Monday, August 6, 2012


For renters, buying a home pays off after three years on average


A new analysis by real estate website Zillow shows that, on average, a renter thinking about buying a home will reach what it calls the “break-even horizon,” after just three years.  The break-even horizon compares what it would cost to buy or rent the same home in a number of U.S. markets over time.

Making sense of the story

  • The analysis takes into account a host of factors potential buyers should think about when considering a home purchase, including the down payment, mortgage and rental payments, buying and selling costs, property taxes, utilities, maintenance costs, and tax deductions.  The analysis adjusts for inflation and forecasts home value and rental price appreciation.
  • Zillow said that the data should help homeowners get a rough and immediate sense of whether buying makes sense in a particular area in relation to their financial situation.
  • Additionally, many analysts believe that a housing bottom has been reached, which may help renters determine if now is the right time to buy. However, analysts also say they are not expecting home prices to return to the same levels as during the real estate bubble.
  • There is also some concern about the strength of the housing recovery, with home sales slowing in June as inventory remained tight and buyers paid higher prices. At the same time, rents are rising, housing affordability is at record levels, and mortgage interest rates remain very low.  These factors are prompting many renters to consider homeownership.

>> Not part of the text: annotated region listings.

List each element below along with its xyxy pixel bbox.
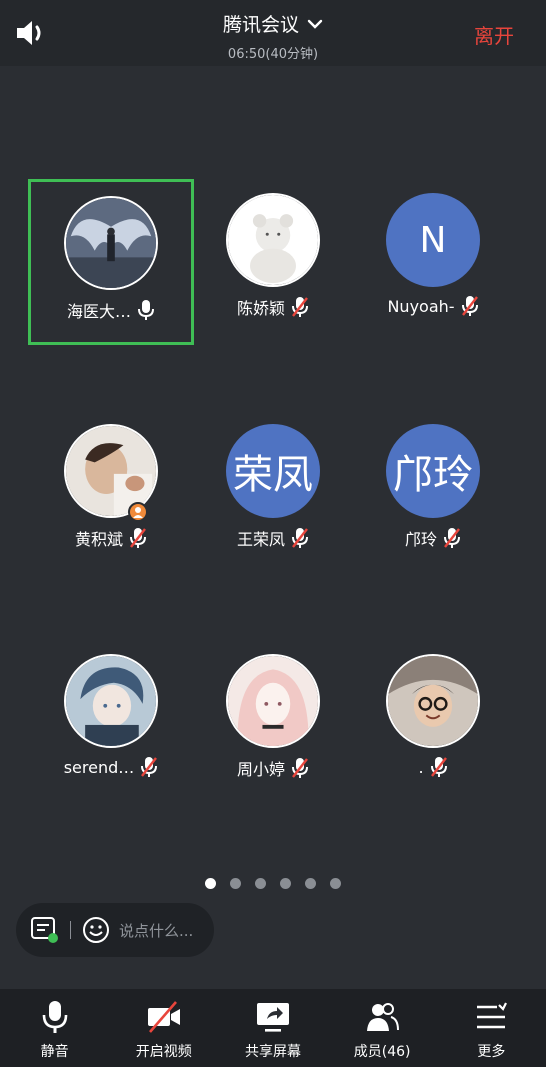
participant-name-row: 周小婷 xyxy=(190,756,356,780)
mic-muted-icon xyxy=(292,758,308,778)
participant-tile[interactable]: serend… xyxy=(28,638,194,804)
avatar-angel-wings-photo xyxy=(64,196,158,290)
video-label: 开启视频 xyxy=(135,1044,192,1060)
participant-name-row: 王荣凤 xyxy=(190,526,356,550)
members-icon xyxy=(367,1003,400,1031)
page-dot-active[interactable] xyxy=(205,878,216,889)
participant-name: 黄积斌 xyxy=(74,530,123,549)
page-dot[interactable] xyxy=(280,878,291,889)
participant-tile[interactable]: 荣凤 王荣凤 xyxy=(190,408,356,574)
more-label: 更多 xyxy=(477,1044,506,1060)
participant-tile[interactable]: 周小婷 xyxy=(190,638,356,804)
participant-tile[interactable]: 邝玲 邝玲 xyxy=(350,408,516,574)
participant-tile[interactable]: 黄积斌 xyxy=(28,408,194,574)
bottom-toolbar: 静音 开启视频 共享屏幕 成员(46) 更多 xyxy=(0,989,546,1067)
participant-tile[interactable]: N Nuyoah- xyxy=(350,179,516,345)
participant-name: 海医大… xyxy=(66,302,131,321)
participant-name: 王荣凤 xyxy=(236,530,285,549)
mic-muted-icon xyxy=(430,757,447,777)
mic-muted-icon xyxy=(130,528,146,548)
mic-muted-icon xyxy=(292,297,308,317)
page-dot[interactable] xyxy=(255,878,266,889)
emoji-icon[interactable] xyxy=(81,915,111,945)
host-badge-icon xyxy=(128,502,148,522)
members-button[interactable]: 成员(46) xyxy=(332,989,432,1067)
page-indicator[interactable] xyxy=(0,878,546,889)
mic-muted-icon xyxy=(141,757,158,777)
mute-button[interactable]: 静音 xyxy=(5,989,105,1067)
participant-name-row: 陈娇颖 xyxy=(190,295,356,319)
chat-bar[interactable]: 说点什么... xyxy=(16,903,214,957)
page-dot[interactable] xyxy=(305,878,316,889)
participant-name-row: Nuyoah- xyxy=(350,295,516,317)
avatar-girl-glasses-photo xyxy=(386,654,480,748)
meeting-screen: 腾讯会议 06:50(40分钟) 离开 海医大… 陈娇颖 N Nuyoah- 黄… xyxy=(0,0,546,1067)
participant-tile[interactable]: . xyxy=(350,638,516,804)
mic-muted-icon xyxy=(292,528,308,548)
video-off-icon xyxy=(147,1001,180,1033)
microphone-icon xyxy=(42,1001,67,1033)
participant-name: serend… xyxy=(63,757,135,777)
more-button[interactable]: 更多 xyxy=(441,989,541,1067)
divider xyxy=(70,921,71,939)
avatar-anime-girl-photo xyxy=(226,654,320,748)
participant-tile[interactable]: 海医大… xyxy=(28,179,194,345)
participant-name: . xyxy=(418,757,424,777)
participant-tile[interactable]: 陈娇颖 xyxy=(190,179,356,345)
more-menu-icon xyxy=(477,1002,508,1029)
avatar-white-bear-photo xyxy=(226,193,320,287)
participant-name-row: 邝玲 xyxy=(350,526,516,550)
participant-name: 邝玲 xyxy=(404,530,437,549)
mic-on-icon xyxy=(138,300,154,320)
participant-name-row: 海医大… xyxy=(31,298,191,322)
participant-grid: 海医大… 陈娇颖 N Nuyoah- 黄积斌 荣凤 王荣凤 邝玲 邝玲 sere… xyxy=(0,0,546,860)
chat-input-placeholder[interactable]: 说点什么... xyxy=(119,920,193,941)
participant-name-row: 黄积斌 xyxy=(28,526,194,550)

Home Prices Rise for Fourth Straight Month: 

Home prices rose for the fourth month in a row in May, suggesting the recovery in the housing market continued to gain traction.

The S&P/Case-Shiller composite index of 20 metropolitan areas gained 0.9 percent in May from April on a seasonally adjusted basis, topping economists' expectations for a 0.5 percent gain.
On a non-seasonally adjusted basis, prices fared even better, jumping 2.2 percent. Compared to a year ago, price declines moderated to slip 0.7 percent, the smallest drop since the last time year-over-year prices rose in September 2010.
The housing market, which collapsed during the 2007-2009 recession, has been a relative bright spot in the economy this year.  Mortgage rates continue to hover near all-time lows, Consumer Confidence is up and many Realtors are reporting a shortage of supply as home inventory levels continue to fall.  All of these factors point towards some positive momentum in the housing sector.

Wednesday, August 1, 2012


California Homeowner Bill of Rights signed into law:

California Governor Jerry Brown signed into law yesterday the Homeowner Bill of Rights to help struggling Californians keep their homes. This law aims to avoid foreclosure where possible to help stabilize California's housing market and prevent the other negative effects of foreclosures on families, communities, and the economy. The new law will generally prohibit lenders from engaging in dual tracking, require a single point of contact for borrowers seeking foreclosure prevention alternatives, provide borrowers with certain safeguards during the foreclosure process, and provide borrowers with the right to sue lenders for material violations of this law.


Making sense of the story

  • The Bill of Rights prohibits “dual track” foreclosures that occur when a mortgage servicer continues foreclosure while also reviewing a homeowner’s application for a loan modification.
  • Under the new law, homeowners must be provided with a single point of contact when negotiating a loan modification.
  • It expands notice requirements that must be provided to a borrower before taking action on a loan modification application or pursuing foreclosure.
  • Additionally, the bill allows injunctions against foreclosure until violations are corrected and permits civil penalties against servicers that file multiple, inaccurate mortgage documents or commit reckless or willful violations of law.
  • These new laws make California the first state in the nation to take provisions in the National Mortgage Settlement, which covered the nation’s five largest mortgage loan servicers, and apply those rules to all mortgage servicers.
The law will go into effect January 1, 2013.